CHAPTER XIV – MUTINY

They resumed the conversation where they had left off.

“It seems to me,” said Bob, “from all you say, that monocle-man has been a mighty busy person.”

“Of course you knew right along what he is. You didn’t need any information from poor little me about him. He couldn’t fool great big You!” she affirmed admiringly.

“I can imagine what he is – now,” observed Bob meditatively. He was turning over in his mind what she had said about that substituted brooch.
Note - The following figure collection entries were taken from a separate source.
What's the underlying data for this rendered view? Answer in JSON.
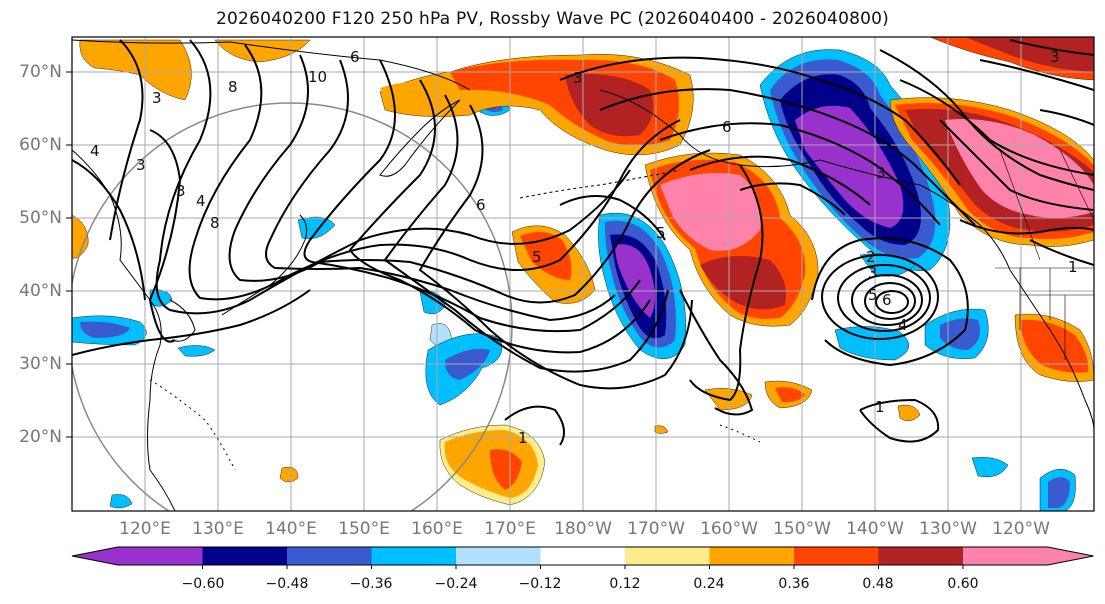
{
  "title": "2026040200 F120 250 hPa PV, Rossby Wave PC (2026040400 - 2026040800)",
  "lat_labels": [
    "70°N",
    "60°N",
    "50°N",
    "40°N",
    "30°N",
    "20°N"
  ],
  "lon_labels": [
    "120°E",
    "130°E",
    "140°E",
    "150°E",
    "160°E",
    "170°E",
    "180°W",
    "170°W",
    "160°W",
    "150°W",
    "140°W",
    "130°W",
    "120°W"
  ],
  "colorbar": {
    "colors": [
      "#9932cc",
      "#00008b",
      "#3a5bd0",
      "#00bfff",
      "#b0e2ff",
      "#ffffff",
      "#ffec8b",
      "#ffa500",
      "#ff4500",
      "#b22222",
      "#ff82ab"
    ],
    "tick_labels": [
      "−0.60",
      "−0.48",
      "−0.36",
      "−0.24",
      "−0.12",
      "0.12",
      "0.24",
      "0.36",
      "0.48",
      "0.60"
    ]
  },
  "contour_labels": [
    "3",
    "8",
    "10",
    "3",
    "4",
    "3",
    "4",
    "8",
    "3",
    "6",
    "6",
    "5",
    "5",
    "6",
    "3",
    "2",
    "3",
    "5",
    "6",
    "4",
    "1",
    "1",
    "1",
    "3"
  ]
}
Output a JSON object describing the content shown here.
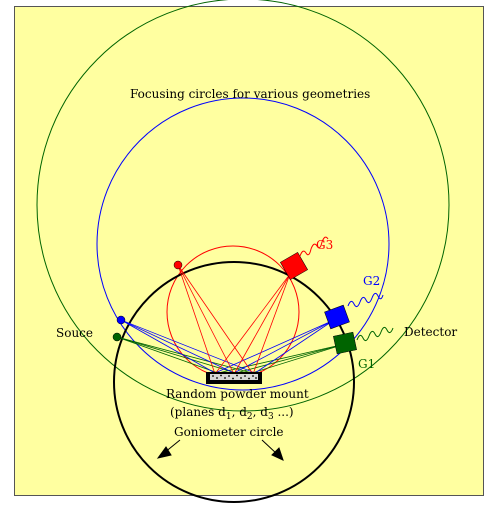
{
  "title": "Focusing circles for various geometries",
  "labels": {
    "source": "Souce",
    "detector": "Detector",
    "g1": "G1",
    "g2": "G2",
    "g3": "G3",
    "mount_line1": "Random powder mount",
    "mount_line2_prefix": "(planes d",
    "mount_sub1": "1",
    "mount_sep1": ", d",
    "mount_sub2": "2",
    "mount_sep2": ", d",
    "mount_sub3": "3",
    "mount_suffix": " ...)",
    "goniometer": "Goniometer circle"
  },
  "colors": {
    "background": "#ffffa0",
    "goniometer": "#000000",
    "g1": "#006400",
    "g2": "#0000ff",
    "g3": "#ff0000",
    "sample": "#000000"
  }
}
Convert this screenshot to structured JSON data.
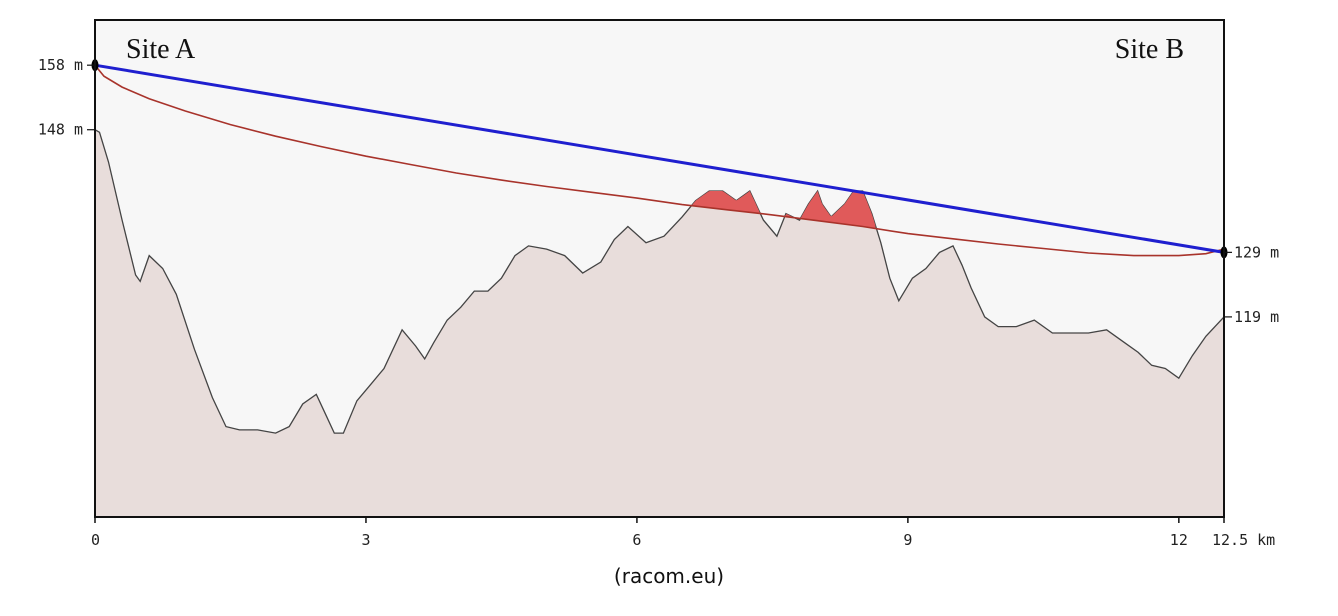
{
  "chart_data": {
    "type": "area",
    "title": "",
    "xlabel": "",
    "ylabel": "",
    "x_unit": "km",
    "x_ticks": [
      {
        "value": 0,
        "label": "0"
      },
      {
        "value": 3,
        "label": "3"
      },
      {
        "value": 6,
        "label": "6"
      },
      {
        "value": 9,
        "label": "9"
      },
      {
        "value": 12,
        "label": "12"
      },
      {
        "value": 12.5,
        "label": "12.5 km"
      }
    ],
    "left_ticks": [
      {
        "value": 158,
        "label": "158 m"
      },
      {
        "value": 148,
        "label": "148 m"
      }
    ],
    "right_ticks": [
      {
        "value": 129,
        "label": "129 m"
      },
      {
        "value": 119,
        "label": "119 m"
      }
    ],
    "xlim": [
      0,
      12.5
    ],
    "ylim": [
      88,
      165
    ],
    "sites": {
      "a": "Site A",
      "b": "Site B"
    },
    "line_of_sight": {
      "x": [
        0,
        12.5
      ],
      "y": [
        158,
        129
      ]
    },
    "fresnel_zone": {
      "x": [
        0,
        0.1,
        0.3,
        0.6,
        1.0,
        1.5,
        2.0,
        2.5,
        3.0,
        3.5,
        4.0,
        4.5,
        5.0,
        5.5,
        6.0,
        6.5,
        7.0,
        7.5,
        8.0,
        8.5,
        9.0,
        9.5,
        10.0,
        10.5,
        11.0,
        11.5,
        12.0,
        12.3,
        12.5
      ],
      "y": [
        158,
        156.3,
        154.6,
        152.8,
        150.9,
        148.8,
        147.0,
        145.4,
        143.9,
        142.6,
        141.3,
        140.2,
        139.2,
        138.3,
        137.4,
        136.4,
        135.6,
        134.8,
        133.9,
        133.0,
        131.9,
        131.1,
        130.3,
        129.6,
        128.9,
        128.5,
        128.5,
        128.8,
        129.5
      ]
    },
    "terrain": {
      "x": [
        0,
        0.05,
        0.15,
        0.3,
        0.45,
        0.5,
        0.6,
        0.75,
        0.9,
        1.1,
        1.3,
        1.45,
        1.6,
        1.8,
        2.0,
        2.15,
        2.3,
        2.45,
        2.55,
        2.65,
        2.75,
        2.9,
        3.05,
        3.2,
        3.4,
        3.55,
        3.65,
        3.75,
        3.9,
        4.05,
        4.2,
        4.35,
        4.5,
        4.65,
        4.8,
        5.0,
        5.2,
        5.4,
        5.6,
        5.75,
        5.9,
        6.1,
        6.3,
        6.5,
        6.65,
        6.8,
        6.95,
        7.1,
        7.25,
        7.4,
        7.55,
        7.65,
        7.8,
        7.9,
        8.0,
        8.05,
        8.15,
        8.3,
        8.4,
        8.5,
        8.6,
        8.7,
        8.8,
        8.9,
        9.05,
        9.2,
        9.35,
        9.5,
        9.6,
        9.7,
        9.85,
        10.0,
        10.2,
        10.4,
        10.6,
        10.8,
        11.0,
        11.2,
        11.4,
        11.55,
        11.7,
        11.85,
        12.0,
        12.15,
        12.3,
        12.5
      ],
      "y": [
        148,
        147.6,
        143,
        134,
        125.5,
        124.5,
        128.5,
        126.5,
        122.5,
        114,
        106.5,
        102,
        101.5,
        101.5,
        101,
        102,
        105.5,
        107,
        104,
        101,
        101,
        106,
        108.5,
        111,
        117,
        114.5,
        112.5,
        115,
        118.5,
        120.5,
        123,
        123,
        125,
        128.5,
        130,
        129.5,
        128.5,
        125.8,
        127.5,
        131,
        133,
        130.5,
        131.5,
        134.5,
        137,
        138.5,
        138.5,
        137,
        138.5,
        134,
        131.5,
        135,
        134,
        136.5,
        138.5,
        136.5,
        134.5,
        136.5,
        138.5,
        138.5,
        135,
        130.5,
        125,
        121.5,
        125,
        126.5,
        129,
        130,
        127,
        123.5,
        119,
        117.5,
        117.5,
        118.5,
        116.5,
        116.5,
        116.5,
        117,
        115,
        113.5,
        111.5,
        111,
        109.5,
        113,
        116,
        119
      ]
    },
    "colors": {
      "plot_background": "#f7f7f7",
      "terrain_fill": "#e8dddb",
      "terrain_line": "#444444",
      "line_of_sight": "#1f1fcf",
      "fresnel": "#a8332b",
      "obstruction": "#e05a5a"
    }
  },
  "credit": "(racom.eu)"
}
The some one Bob had imagined he had seen in the hall, after leaving Miss Dolly’s room, might not have been the real thief, after all; it might have been the monocle-man on the lookout for the thief. And perhaps the monocle-man had seen Bob. That was the reason he was “coming for him.” Bob could imagine dear old dad’s feelings, if he (Bob) got sent to Sing Sing. What if, instead of rustling and rising to the occasion, in that fine, old honorable Japanese way, Bob should bring irretrievable disgrace on an eminently respectable family name?

He could see himself in stripes now, with his head shaved, and doing the lock-step. Perhaps, even at that moment, descriptions of him were being sent broadcast. And if so, it would look as if he were running away from the officers of the law, which would be tantamount to a confession of guilt. Bob shivered. The temperamental young thing did not share his apprehensions.

“Of course, Lord Stanfield only thinks he has evidence enough to convict you,” she said confidently. “But you’ll meet him at every point and turn the laugh on him.”

“Oh, will I?” said Bob ironically.

“And you’ll make him feel so cheap! Of course, you’ve got something up your sleeve – ”

“Wish I had,” he muttered.

“Something deep and mysterious,” she went on in that confident tone. “That’s why you acted so queer toward some people. You had a purpose. It was a ruse. Wasn’t it now?” she concluded triumphantly.

“It was not.” Gruffly.

“Fibber! every time you fib, you’ve got to – ” She put up her lips.